The study found remarkable phenotypic and genetic diversity among *B. hinzii* isolates from the patient. A significant finding was the prevalence of an E96 substitution in the DNA polymerase III ε-subunit (DnaQ E9G) in 20 out of 24 isolates, leading to a proofreading deficiency and significantly higher mutation rates. This hypermutator phenotype facilitated the emergence of multiple lineages with mutations in DNA repair genes and altered mutational spectra. The analysis revealed an enrichment of mutations in genes involved in the tricarboxylic acid (TCA) cycle and gluconeogenesis pathways, suggesting metabolic adaptation to the human host environment. A significant excess of G:C → T:A transversions indicated oxidative stress played a major role in shaping the genetic diversification. The study found that many DnaQ E9G isolates had accumulated non-synonymous mutations in DNA replication and repair genes. The mutational spectra could be clustered into three groups: DnaQ WT, DnaQ E9G, and DnaQ E9G with additional mutations in base excision repair genes (MutM/MutY). The analysis revealed an excess of G:C → T:A transversions, suggesting oxidative stress contributed to the evolution. Many genes were repeatedly mutated in the DnaQ E9G isolates, with significantly elevated dN/dS ratios, suggesting positive selection. Targeted genes included those involved in carbohydrate metabolism, gluconeogenesis, and long-chain fatty acid metabolism. The presence of multiple biotypes within single colonies suggests aggregation of genetically diverse lineages, possibly contributing to the observed diversity. The study also identified pseudogenes, indicating gene inactivation during adaptation. The study concludes that early inactivation of DNA proofreading combined with prolonged oxidative stress facilitated rapid genomic adaptation.

This study's findings address the research question by demonstrating the significant role of a proofreading-deficient DNA polymerase in driving rapid adaptation of *B. hinzii* within a human host. The high mutation rate resulting from the DnaQ E9G mutation provided the raw material for natural selection to act upon, leading to the observed metabolic adaptations and diversification. The significant excess of G:C→T:A transversions suggests a role for oxidative stress in shaping the evolutionary trajectory. The findings emphasize the importance of considering host immune status when studying pathogen evolution, especially after zoonotic transfer. The results contribute to the field by providing a detailed genomic analysis of adaptation in an emerging pathogen, highlighting the complex interplay between pathogen genetics, host immunity, and environmental factors.

This study provides compelling evidence for the crucial role of hypermutation in the adaptation of *B. hinzii* following zoonotic transfer to a human host. The E96 substitution in the DNA polymerase III ε-subunit initiated a cascade of events, including mutations in DNA repair genes, metabolic pathway alterations, and an apparent response to oxidative stress. These findings underscore the influence of host immune deficiency on shaping pathogen evolution. Further research should investigate the specific functional consequences of the identified mutations and explore the broader implications of oxidative stress in driving pathogen adaptation.

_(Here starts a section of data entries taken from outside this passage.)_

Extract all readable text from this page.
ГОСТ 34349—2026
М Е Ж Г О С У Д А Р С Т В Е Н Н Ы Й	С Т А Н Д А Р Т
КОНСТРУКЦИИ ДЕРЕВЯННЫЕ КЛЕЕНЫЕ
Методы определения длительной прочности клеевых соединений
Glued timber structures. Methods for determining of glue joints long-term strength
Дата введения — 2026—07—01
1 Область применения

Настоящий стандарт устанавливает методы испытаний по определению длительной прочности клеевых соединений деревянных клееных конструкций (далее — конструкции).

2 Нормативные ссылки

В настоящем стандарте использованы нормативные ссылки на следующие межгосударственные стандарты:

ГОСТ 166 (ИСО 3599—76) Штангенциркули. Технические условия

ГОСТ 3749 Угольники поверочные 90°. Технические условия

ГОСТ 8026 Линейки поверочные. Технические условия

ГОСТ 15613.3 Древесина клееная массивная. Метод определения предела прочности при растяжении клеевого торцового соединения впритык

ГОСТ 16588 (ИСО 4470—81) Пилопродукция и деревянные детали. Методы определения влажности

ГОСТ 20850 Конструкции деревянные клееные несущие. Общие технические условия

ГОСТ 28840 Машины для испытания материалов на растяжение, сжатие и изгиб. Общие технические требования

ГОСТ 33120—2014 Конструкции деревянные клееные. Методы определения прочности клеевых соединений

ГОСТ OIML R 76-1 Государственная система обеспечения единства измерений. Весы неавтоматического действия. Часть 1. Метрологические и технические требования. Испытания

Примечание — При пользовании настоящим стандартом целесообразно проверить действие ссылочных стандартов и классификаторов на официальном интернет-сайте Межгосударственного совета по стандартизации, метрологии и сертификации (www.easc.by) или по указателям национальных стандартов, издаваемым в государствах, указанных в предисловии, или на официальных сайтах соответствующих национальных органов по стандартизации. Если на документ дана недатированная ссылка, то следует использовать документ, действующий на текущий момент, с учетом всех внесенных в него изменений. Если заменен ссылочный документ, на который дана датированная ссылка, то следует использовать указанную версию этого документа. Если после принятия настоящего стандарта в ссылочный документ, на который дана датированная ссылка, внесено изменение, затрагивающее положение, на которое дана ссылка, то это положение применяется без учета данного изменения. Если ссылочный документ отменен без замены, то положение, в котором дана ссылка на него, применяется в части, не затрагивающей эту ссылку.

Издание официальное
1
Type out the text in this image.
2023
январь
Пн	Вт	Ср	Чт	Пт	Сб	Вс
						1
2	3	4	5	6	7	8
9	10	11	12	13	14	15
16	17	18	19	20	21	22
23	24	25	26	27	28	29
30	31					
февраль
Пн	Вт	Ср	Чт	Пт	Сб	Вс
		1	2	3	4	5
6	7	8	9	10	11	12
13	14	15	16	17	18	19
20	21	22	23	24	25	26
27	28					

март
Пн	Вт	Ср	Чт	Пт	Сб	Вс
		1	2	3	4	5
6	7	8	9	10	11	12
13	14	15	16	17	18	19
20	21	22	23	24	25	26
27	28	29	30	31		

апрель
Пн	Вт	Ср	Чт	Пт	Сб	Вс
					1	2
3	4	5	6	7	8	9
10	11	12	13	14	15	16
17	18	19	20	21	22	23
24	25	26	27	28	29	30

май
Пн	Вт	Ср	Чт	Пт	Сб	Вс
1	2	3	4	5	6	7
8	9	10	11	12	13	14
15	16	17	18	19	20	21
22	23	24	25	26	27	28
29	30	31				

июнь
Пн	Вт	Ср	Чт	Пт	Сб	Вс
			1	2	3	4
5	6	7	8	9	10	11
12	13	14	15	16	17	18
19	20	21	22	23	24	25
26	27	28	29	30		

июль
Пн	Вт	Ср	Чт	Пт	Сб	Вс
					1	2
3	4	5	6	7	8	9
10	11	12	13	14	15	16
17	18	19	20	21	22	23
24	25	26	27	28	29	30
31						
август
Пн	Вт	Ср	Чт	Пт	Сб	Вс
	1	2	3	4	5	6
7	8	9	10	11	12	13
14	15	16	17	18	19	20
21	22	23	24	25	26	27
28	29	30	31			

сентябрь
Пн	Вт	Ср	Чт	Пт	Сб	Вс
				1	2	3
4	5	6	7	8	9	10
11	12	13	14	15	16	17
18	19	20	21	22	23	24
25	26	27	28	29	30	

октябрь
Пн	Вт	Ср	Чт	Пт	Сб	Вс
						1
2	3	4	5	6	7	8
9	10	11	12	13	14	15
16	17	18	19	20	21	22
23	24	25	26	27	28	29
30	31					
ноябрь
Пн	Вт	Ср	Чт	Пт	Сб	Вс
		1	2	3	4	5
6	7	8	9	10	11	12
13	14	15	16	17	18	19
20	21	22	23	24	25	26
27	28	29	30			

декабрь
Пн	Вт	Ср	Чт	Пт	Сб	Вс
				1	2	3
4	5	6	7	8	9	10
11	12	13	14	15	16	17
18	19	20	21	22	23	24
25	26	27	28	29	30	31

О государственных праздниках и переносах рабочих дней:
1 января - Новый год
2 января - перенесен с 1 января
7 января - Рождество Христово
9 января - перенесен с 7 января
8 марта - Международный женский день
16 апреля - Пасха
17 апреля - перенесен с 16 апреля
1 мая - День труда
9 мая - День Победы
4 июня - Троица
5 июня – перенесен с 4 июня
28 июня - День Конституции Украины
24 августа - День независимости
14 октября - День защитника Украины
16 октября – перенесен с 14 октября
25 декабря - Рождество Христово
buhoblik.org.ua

While the study provides a comprehensive genomic analysis, functional validation of the identified mutations remains limited. The study is based on a single patient, limiting the generalizability of the findings. The potential for in vitro artifacts in the mutational accumulation experiments should be considered, although the researchers implemented methods to minimize this. The study's focus on a single case limits the extent to which these findings can be broadly generalized. Further investigation across multiple hosts and with larger sample sizes is warranted to confirm the observed patterns and mechanisms.